At the core, most average traders associate successful trading with never taking losing trades.  By having specific risk parameters before putting on a trade and acknowledging that you need to take losing trades in order to achieve your objectives (whatever they are), you manage your risk more effectively.

Are you beginning to see how trading “to make money” doesn’t necessarily make the most sense?  This process leads you into making poor decisions and forming habits that will create misery in the markets.  Thus, you need to start thinking, why do I trade?  Is it just about the money?  If so, what kinds of decisions am I capable of making?  Why else am I doing this?  Do I like learning and gaining experience in the markets?  Would I do this activity if there wasn’t potential profit from it?

How does this compare with successful traders?  Typically, most successful traders possess “self-awareness” and have a thorough understanding of themselves and why they trade.  I typically hear successful traders discuss their trading in terms of:

  1. The Challenge:  Trading is hard and requires significant attention to detail.  This detail is both inner (my psychology) and outer (the markets).  While I understand that the market is a designed to fool and frustrate me, it gives me a landscape to construct and bet on price changes.
  2. The Fun:  I just cannot think of a better way than spend time following and thinking about markets.  It is an ever-changing and evolving landscape that forces me to be adapting all the time.
  3. The Game:  Trading is a three-dimensional, real-life game that results in real-life financial consequences.
  4. The Freedom:  Trading gives me a venue to exercise a limitless set of ideas.  I love the freedom I am given with in my trading world.  I trade when I want and how I want.  If it isn’t fun, I simply walk away from the markets because I know they will be there when I decide to come back.
  5. The Self-Responsibility:  Trading gives me a place where I and I alone are responsible for my trading results.  I take pride in how I act and do not blame others for my financial misfortunes.
  6. The Competition:  Trading is me versus the market, an amalgam of all characters from every corner on earth.  I compete against hedge fund managers, professional proprietary traders, farmers and amateurs like architects, doctors, MBAs, athletes, and students.
  7. The Money:  If I’m playing the game like I should, my reward is money. While I may have started trading “purely for the money”, it has evolved into something more.  I can trade full-time or supplement my income with trading.

There are many reasons for trading – some of them constructive, some of them not.  At the end of the day, it is about understanding yourself and your motivations.
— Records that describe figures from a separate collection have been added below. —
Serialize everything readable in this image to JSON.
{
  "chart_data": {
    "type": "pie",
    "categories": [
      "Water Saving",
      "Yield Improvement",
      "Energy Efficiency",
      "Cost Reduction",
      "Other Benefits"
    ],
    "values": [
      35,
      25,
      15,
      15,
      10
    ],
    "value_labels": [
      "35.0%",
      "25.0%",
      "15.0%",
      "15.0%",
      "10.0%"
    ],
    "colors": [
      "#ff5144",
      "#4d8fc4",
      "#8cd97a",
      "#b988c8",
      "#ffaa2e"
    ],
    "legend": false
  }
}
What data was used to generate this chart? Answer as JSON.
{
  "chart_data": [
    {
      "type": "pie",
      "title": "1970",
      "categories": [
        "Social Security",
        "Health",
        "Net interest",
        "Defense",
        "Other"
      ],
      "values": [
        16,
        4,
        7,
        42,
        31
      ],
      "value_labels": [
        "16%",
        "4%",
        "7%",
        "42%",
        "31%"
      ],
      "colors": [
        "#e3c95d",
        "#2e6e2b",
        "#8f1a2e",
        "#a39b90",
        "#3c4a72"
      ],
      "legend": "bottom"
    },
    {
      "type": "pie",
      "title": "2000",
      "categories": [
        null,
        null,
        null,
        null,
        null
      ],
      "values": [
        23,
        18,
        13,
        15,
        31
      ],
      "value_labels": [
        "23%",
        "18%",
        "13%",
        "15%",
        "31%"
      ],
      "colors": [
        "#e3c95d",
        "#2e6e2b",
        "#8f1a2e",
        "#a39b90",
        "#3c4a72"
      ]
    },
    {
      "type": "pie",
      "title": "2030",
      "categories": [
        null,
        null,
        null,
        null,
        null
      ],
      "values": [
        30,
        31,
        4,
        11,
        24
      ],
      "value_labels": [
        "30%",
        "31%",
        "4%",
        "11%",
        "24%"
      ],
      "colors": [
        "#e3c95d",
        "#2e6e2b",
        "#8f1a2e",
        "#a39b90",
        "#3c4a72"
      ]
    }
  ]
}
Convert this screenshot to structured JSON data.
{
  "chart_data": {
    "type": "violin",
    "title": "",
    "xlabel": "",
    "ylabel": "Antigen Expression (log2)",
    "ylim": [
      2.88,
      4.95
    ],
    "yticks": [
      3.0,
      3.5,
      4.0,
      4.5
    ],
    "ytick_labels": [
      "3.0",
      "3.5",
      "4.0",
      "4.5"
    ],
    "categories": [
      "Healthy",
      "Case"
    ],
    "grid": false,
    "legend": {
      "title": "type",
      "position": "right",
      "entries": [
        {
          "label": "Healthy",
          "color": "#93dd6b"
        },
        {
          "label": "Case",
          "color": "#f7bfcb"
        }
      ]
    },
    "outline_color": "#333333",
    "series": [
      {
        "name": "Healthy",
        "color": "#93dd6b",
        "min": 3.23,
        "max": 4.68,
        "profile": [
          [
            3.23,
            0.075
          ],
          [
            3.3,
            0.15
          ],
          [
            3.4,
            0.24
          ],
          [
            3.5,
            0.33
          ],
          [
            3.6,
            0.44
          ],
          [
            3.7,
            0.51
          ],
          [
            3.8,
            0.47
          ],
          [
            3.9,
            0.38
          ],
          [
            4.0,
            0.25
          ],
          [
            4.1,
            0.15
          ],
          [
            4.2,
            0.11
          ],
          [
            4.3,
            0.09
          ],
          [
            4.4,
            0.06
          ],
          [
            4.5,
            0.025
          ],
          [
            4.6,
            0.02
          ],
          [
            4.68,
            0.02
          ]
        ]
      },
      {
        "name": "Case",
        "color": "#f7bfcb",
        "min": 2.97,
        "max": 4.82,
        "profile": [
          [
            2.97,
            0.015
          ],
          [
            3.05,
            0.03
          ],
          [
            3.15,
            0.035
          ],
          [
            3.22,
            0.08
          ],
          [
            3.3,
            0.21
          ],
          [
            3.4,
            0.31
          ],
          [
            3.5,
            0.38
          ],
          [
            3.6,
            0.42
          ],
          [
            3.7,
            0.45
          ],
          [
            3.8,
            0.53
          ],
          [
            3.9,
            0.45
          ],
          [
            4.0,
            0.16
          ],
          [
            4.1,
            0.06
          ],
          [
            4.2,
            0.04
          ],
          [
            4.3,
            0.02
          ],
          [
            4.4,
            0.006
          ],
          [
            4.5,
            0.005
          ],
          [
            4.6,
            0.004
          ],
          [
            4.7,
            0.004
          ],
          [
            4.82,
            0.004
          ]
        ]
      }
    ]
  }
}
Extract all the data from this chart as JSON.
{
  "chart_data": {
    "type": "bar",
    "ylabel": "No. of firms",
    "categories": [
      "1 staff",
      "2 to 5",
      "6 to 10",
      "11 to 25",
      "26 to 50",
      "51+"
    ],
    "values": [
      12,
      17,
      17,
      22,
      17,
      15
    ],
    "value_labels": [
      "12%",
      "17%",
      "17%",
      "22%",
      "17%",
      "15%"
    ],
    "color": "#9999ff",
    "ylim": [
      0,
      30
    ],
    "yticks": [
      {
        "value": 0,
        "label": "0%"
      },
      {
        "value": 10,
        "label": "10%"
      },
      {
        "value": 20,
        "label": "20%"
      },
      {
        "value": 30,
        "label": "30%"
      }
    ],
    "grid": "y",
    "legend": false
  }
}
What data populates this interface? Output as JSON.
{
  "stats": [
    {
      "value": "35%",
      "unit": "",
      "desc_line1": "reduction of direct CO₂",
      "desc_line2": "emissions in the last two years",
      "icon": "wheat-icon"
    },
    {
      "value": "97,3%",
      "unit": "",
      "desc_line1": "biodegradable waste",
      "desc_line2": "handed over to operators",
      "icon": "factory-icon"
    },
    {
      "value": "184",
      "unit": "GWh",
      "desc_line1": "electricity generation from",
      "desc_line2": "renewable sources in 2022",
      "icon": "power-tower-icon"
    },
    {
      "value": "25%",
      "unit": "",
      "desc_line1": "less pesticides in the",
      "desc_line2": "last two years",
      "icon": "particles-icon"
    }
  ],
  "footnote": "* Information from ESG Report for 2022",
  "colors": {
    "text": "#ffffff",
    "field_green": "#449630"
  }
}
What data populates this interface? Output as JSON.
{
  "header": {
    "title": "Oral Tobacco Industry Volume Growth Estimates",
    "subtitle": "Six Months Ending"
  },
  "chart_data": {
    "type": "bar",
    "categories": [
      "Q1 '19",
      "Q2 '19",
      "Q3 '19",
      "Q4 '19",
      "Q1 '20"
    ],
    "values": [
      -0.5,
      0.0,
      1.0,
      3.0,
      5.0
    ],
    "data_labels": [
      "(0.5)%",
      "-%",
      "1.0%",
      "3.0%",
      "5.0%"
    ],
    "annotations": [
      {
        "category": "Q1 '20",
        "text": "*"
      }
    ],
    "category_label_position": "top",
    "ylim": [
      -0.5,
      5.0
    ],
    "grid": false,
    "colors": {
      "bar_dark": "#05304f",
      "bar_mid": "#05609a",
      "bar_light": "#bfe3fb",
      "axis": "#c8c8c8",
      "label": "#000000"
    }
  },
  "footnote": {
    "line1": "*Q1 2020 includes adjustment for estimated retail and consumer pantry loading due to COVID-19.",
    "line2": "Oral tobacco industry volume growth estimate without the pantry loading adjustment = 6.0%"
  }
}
I highly recommend taking time to actually write down your reasons for trading and review them often. When you do, you’ll find yourself making clearer and smarter decisions since you have developed an “awareness” of yourself and why you participate in the markets. As time goes on, your reasons may change, so it’s important to keep it up to date. Taking time to complete this exercise is the beginning to better understanding yourself as a trader.  I believe you’ll find trading more enjoyable as you have outlined why you do it and what you want out of it.